— Бедные молодые люди, — сказал прапорщик Уард, — ради чего это им пришло в голову, таким богатым и таким красивым, добровольно подвергать себя всем опасностям подобного путешествия, не преследуя при этом ни выгод, ни славы?
— Вы ошибаетесь, сэр, — отвечал капитан, — выгода, которой они ожидают, — мщение и, к сожалению, оно, по всей вероятности, им удастся.
— Я вас не совсем понимаю, сэр Джеймс. Почему это к сожалению?
— Я хотел этим сказать, старый дружище, что быть и казаться — две совершенно различные вещи.
— Я никогда иначе и не думал. Итак, эти молодые люди..
— Не мужчины!
— Э? Кто же они в таком случае… обезьяны?
— Не думаю, — отвечал капитан, улыбаясь
— Черти?
— Скорее, да, или нечто в этом роде.
— Значит, женщины?
— Угадали, и притом такие женщины, которых ненависть делает коварными и жестокими!
— Зачем же вы их здесь принимали? — проворчал прапорщик сквозь зубы.
— Если бы это зависело только от меня, крепостные ворота не отворились бы для них; но я получил на этот счет особые приказания… Вы увидите, сэр, что посещение этих дам принесет нам несчастье.
— Это почему?
— У меня такое предчувствие. Помните вы смерть графа де Жюмонвилля?
— Мой Бог! Да… я не забуду ее до самой смерти, — проговорил прапорщик, отворачиваясь.
— Ну, так вот! Если я не ошибаюсь, это будет продолжением того печального дела.
— Тем хуже, капитан! Дай Бог, чтобы вы ошиблись. Довольно и того, что это дело лежит на нашей совести, хотя мы исполняли только приказания! Но не будем больше говорить об этом, хотите?
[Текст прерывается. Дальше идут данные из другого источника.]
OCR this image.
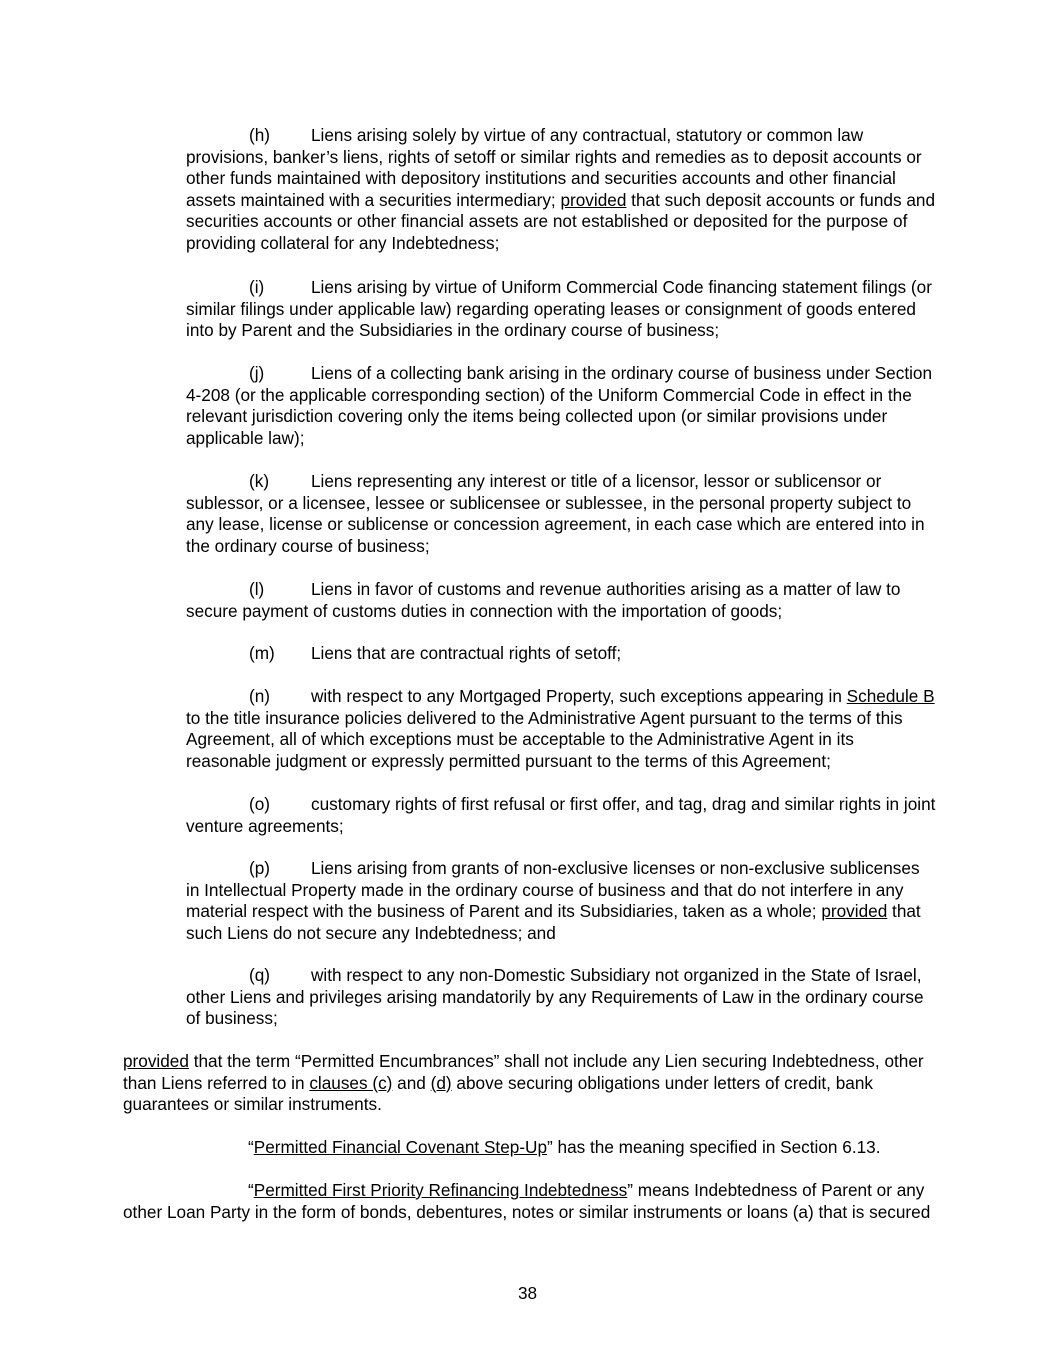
(h) Liens arising solely by virtue of any contractual, statutory or common law provisions, banker’s liens, rights of setoff or similar rights and remedies as to deposit accounts or other funds maintained with depository institutions and securities accounts and other financial assets maintained with a securities intermediary; provided that such deposit accounts or funds and securities accounts or other financial assets are not established or deposited for the purpose of providing collateral for any Indebtedness;

(i)	Liens arising by virtue of Uniform Commercial Code financing statement filings (or similar filings under applicable law) regarding operating leases or consignment of goods entered into by Parent and the Subsidiaries in the ordinary course of business;

(j)	Liens of a collecting bank arising in the ordinary course of business under Section 4-208 (or the applicable corresponding section) of the Uniform Commercial Code in effect in the relevant jurisdiction covering only the items being collected upon (or similar provisions under applicable law);

(k) Liens representing any interest or title of a licensor, lessor or sublicensor or sublessor, or a licensee, lessee or sublicensee or sublessee, in the personal property subject to any lease, license or sublicense or concession agreement, in each case which are entered into in the ordinary course of business;

(l)	Liens in favor of customs and revenue authorities arising as a matter of law to secure payment of customs duties in connection with the importation of goods;

(m) Liens that are contractual rights of setoff;

(n) with respect to any Mortgaged Property, such exceptions appearing in Schedule B to the title insurance policies delivered to the Administrative Agent pursuant to the terms of this Agreement, all of which exceptions must be acceptable to the Administrative Agent in its reasonable judgment or expressly permitted pursuant to the terms of this Agreement;

(o) customary rights of first refusal or first offer, and tag, drag and similar rights in joint venture agreements;

(p) Liens arising from grants of non-exclusive licenses or non-exclusive sublicenses in Intellectual Property made in the ordinary course of business and that do not interfere in any material respect with the business of Parent and its Subsidiaries, taken as a whole; provided that such Liens do not secure any Indebtedness; and

(q) with respect to any non-Domestic Subsidiary not organized in the State of Israel, other Liens and privileges arising mandatorily by any Requirements of Law in the ordinary course of business;

provided that the term “Permitted Encumbrances” shall not include any Lien securing Indebtedness, other than Liens referred to in clauses (c) and (d) above securing obligations under letters of credit, bank guarantees or similar instruments.

“Permitted Financial Covenant Step-Up” has the meaning specified in Section 6.13.

“Permitted First Priority Refinancing Indebtedness” means Indebtedness of Parent or any other Loan Party in the form of bonds, debentures, notes or similar instruments or loans (a) that is secured

38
Капитан Мэке, вероятно, был одного мнения с прапорщиком Уардом.
Он ничего не возразил и, грустный и озабоченный, направился в свое помещение.
Смерть французского офицера, хотя они помогали ей только невольно, лежала тяжелым гнетом на сердце обоих этих храбрых солдат.
Голубая Лисица недаром хвастался, что он великий храбрец, и сэр Джеймс Мэке отдавал ему только должное, хваля его ловкость, его преданность, а также его храбрость.
Оба путешественника очень скоро уже и сами могли оценить все эти качества начальника конвоя.
Они могли только хвалить его за это. Умный индеец на каждом шагу давал им доказательства своих способностей проводника; он никогда не ошибался, никогда не колебался; он двигался так же быстро и решительно по пустыне, как если бы люди, по следам которых он шел, заранее сообщили ему свой маршрут. Сломанная ветка, оторванный лист, слегка помятый мох на дереве, замутившаяся вода, примятая трава, — словом, всякая безделица служила ему указанием и заметкой, мешавшей ему отклониться от настоящего пути.
Через два дня после выезда из крепости, в то время, когда отряд располагался бивуаком на ночь, к путешественникам присоединился сеньор Паламэд.
Достойный идальго, несмотря на довольно смешную внешность, был старый авантюрист, полный хитрости и тонкости. Испробовав все ремесла, в особенности же ремесло браконьера, он обладал необыкновенной способностью отыскивать едва заметные следы, оставленные на песке или в кустах, и это с первого же дня заставило краснокожих относиться к нему с величайшим уважением, потому что они больше всего ценили в людях именно эти качества; кроме того, авантюрист был храбрый, меткий стрелок и неутомимый ходок, что тоже ценится индейцами очень высоко.
На этот раз, кроме желания с честью выполнить данное ему поручение, им руководила еще и другая, более существенная, причина, а именно желание отомстить за удар шпаги, от которого он чуть не умер и за который горел желанием воздать с процентами. Это был единственный долг, заплатить который так хотелось идальго.
Вот почему он натворил чудес. Он явился с самыми свежими и интересными новостями: он знал, где находились те, которых искали; он видел их, значит, сомнение было невозможно. Кроме того, Змея взял на себя обязанность провести их в такое место, где они будут иметь возможность захватить врагов, как в мышеловке.
Змея, надо заметить, не счел нужным сообщить авантюристу, какое средство он имел в виду для того, чтобы добиться этого результата; но все равно… сеньор Паламэд считал себя вправе положиться на обещание охотника, и он был прав: последний, действительно, имел намерение сдержать свое слово.
Эти добрые известия рассеяли все сомнения.
На следующий день, на рассвете, все снова тронулись в путь, на этот раз еще быстрее, потому что все знали, куда идут.
Змея, желая, вероятно, доказать свою честность, вышел навстречу маленькому отряду, которому он должен был служить проводником.
Он поставил его в засаду с ловкостью, заслужившей ему единодушную похвалу.